The last two days I fished with Aaron Snell, and was joined by Dave Dalu for the first day. Andy Mill could not make it, so the second day Aaron and I pursued the six solo.
We began at a civilized 8:30, and the clouds were many and unfriendly. After a 30 minute run, we began to fish. We couldn’t see any fish, and staked off over some lighter bottom to see what would happen. I kept looking at the same dark spot on the bottom, and kept telling myself it wasn’t a fish. Until Aaron pointed it out, I had written it off as bottom; Dave had as well. However, once we got the fly in front of it, the fish elevated and did its business.
After a few jumps and a conviction it had jumped off (when it jumped at the boat) passed, the fish went in to a nearby cut. This was the best thing it could do, since the depth inside was 3-4 feet and we had the fish cornered. Our biggest issue was the heavy algae-laden turtle grass that could have broken our tippet, but we managed to keep it away from the fly line for around 20 minutes as we chased our fish around and cut him off every time he tried to get out the opening.
After far too many heartbeats in a short time, the fish gave a last shove towards the grass and successfully wrapped the leader in the grass. At this point, the jig was up and the fish broke off. Aaron said to me afterwards: “that’s the first time since we started doing this that I actually got a litte shake going”, telling words from someone who is typically so calm.
For my part, there has been a relatively constant shake from the outset of this pursuit, and this fish simply added to its mass.
Dave was up next, and fed the second fish he threw at (no suprise, coming from the man who first hat-tricked in all three tarpon tournaments in the Keys) and the fish came off after 15 minutes. I was up again and hooked a little one, seen here before we broke him off so as not to disturb our good thing.
Dave hopped up in short order, and fed the first fish he threw at (again, no suprise) and this time the fish threw the hook almost immediately. I was up next and did the same, and this fish was big enough to get a look at. An hour later in deep water and surrounded by mooring balls the fish broke off. Back to the spot we went, and Dave hooked an incredibly acrobatic fish on his second cast. This fish wanted to run shallow, and Aaron got this photo after the fly came out (I know it doesn’t look real; I assure you that it is!):
I was up and had a fish eat but the fly came out; another shot or two and we left for greener pastures.
Dave had the next three shots; the first one the fish ate and the fly came out thanks to the current.

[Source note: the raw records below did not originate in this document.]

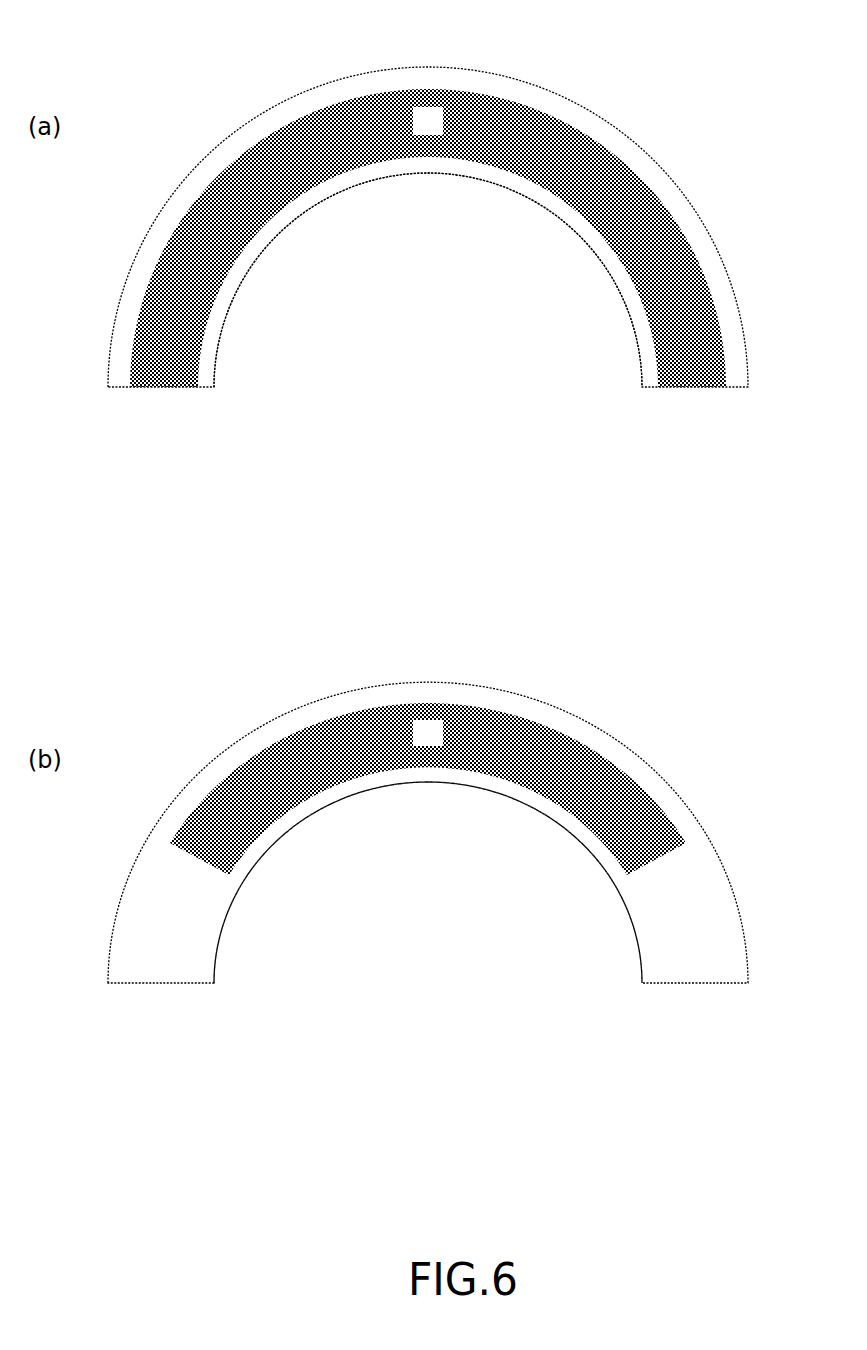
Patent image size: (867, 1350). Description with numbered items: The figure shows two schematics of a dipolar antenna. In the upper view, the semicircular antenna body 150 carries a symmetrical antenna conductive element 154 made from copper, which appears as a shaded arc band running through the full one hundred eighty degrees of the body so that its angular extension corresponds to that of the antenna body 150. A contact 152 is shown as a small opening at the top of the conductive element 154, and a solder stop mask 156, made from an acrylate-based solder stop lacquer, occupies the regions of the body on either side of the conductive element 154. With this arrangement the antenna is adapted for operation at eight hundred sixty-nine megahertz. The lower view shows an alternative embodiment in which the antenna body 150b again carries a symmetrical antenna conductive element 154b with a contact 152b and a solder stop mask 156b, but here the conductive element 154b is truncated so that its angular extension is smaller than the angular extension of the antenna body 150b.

The antenna body 150 is at (618, 133).
The contact 152 is at (435, 107).
The antenna conductive element 154 is at (540, 185).
The solder stop mask 156 is at (703, 258).
The antenna body 150b is at (633, 750).
The contact 152b is at (442, 722).
The antenna conductive element 154b is at (542, 793).
The solder stop mask 156b is at (675, 808).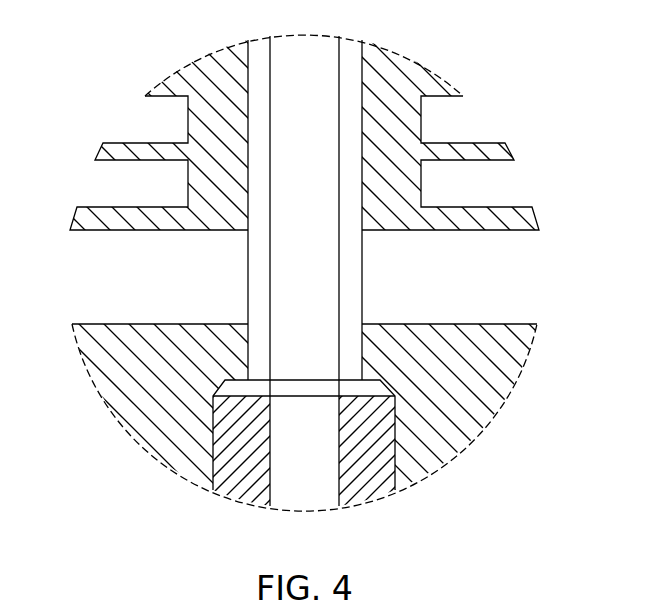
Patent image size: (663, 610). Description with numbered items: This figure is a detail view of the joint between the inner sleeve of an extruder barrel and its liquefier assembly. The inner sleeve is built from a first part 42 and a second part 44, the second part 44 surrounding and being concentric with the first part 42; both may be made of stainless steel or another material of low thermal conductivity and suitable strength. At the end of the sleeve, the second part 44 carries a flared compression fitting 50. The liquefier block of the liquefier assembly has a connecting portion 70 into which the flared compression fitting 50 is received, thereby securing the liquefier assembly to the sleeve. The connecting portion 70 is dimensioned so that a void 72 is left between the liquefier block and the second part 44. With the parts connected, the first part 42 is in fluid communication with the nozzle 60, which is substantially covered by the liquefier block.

The second was a close cast to a fish that only Aaron saw at first; soon after the fish turned inside out to eat the fly we all believed (ended with a pulled fly….damn hooks). A third shot to a pair that didn’t show any interest and we left.
We stopped at a few more spots that afternoon, but didn’t get one to crack. We ended with a nice visual slam over some white sand, and called it a day–9 fish hooked, Dave going 5 for 8 on shots, and fighting two world record tarpon, once of which was very nearly weighed; today was an incredible day.
And I should mention that having someone as good as Dave on the bow makes tarpon fishing a great spectator sport. So do things like this, thanks to Captain Aaron Snell:
Yesterday Aaron and I set out together to capture a fish on 6; between the 25+ mph of West wind and the ridiculous cloud cover we did not get one to eat, though Aaron did provide me with about 10 shots. We called it a day early and went to eat with Elena and young Olivia Snell.
When I got home last night I heard about Jose Wejebe dying in his plane yesterday; we all feel very sad for the loss of such a great and talented guy.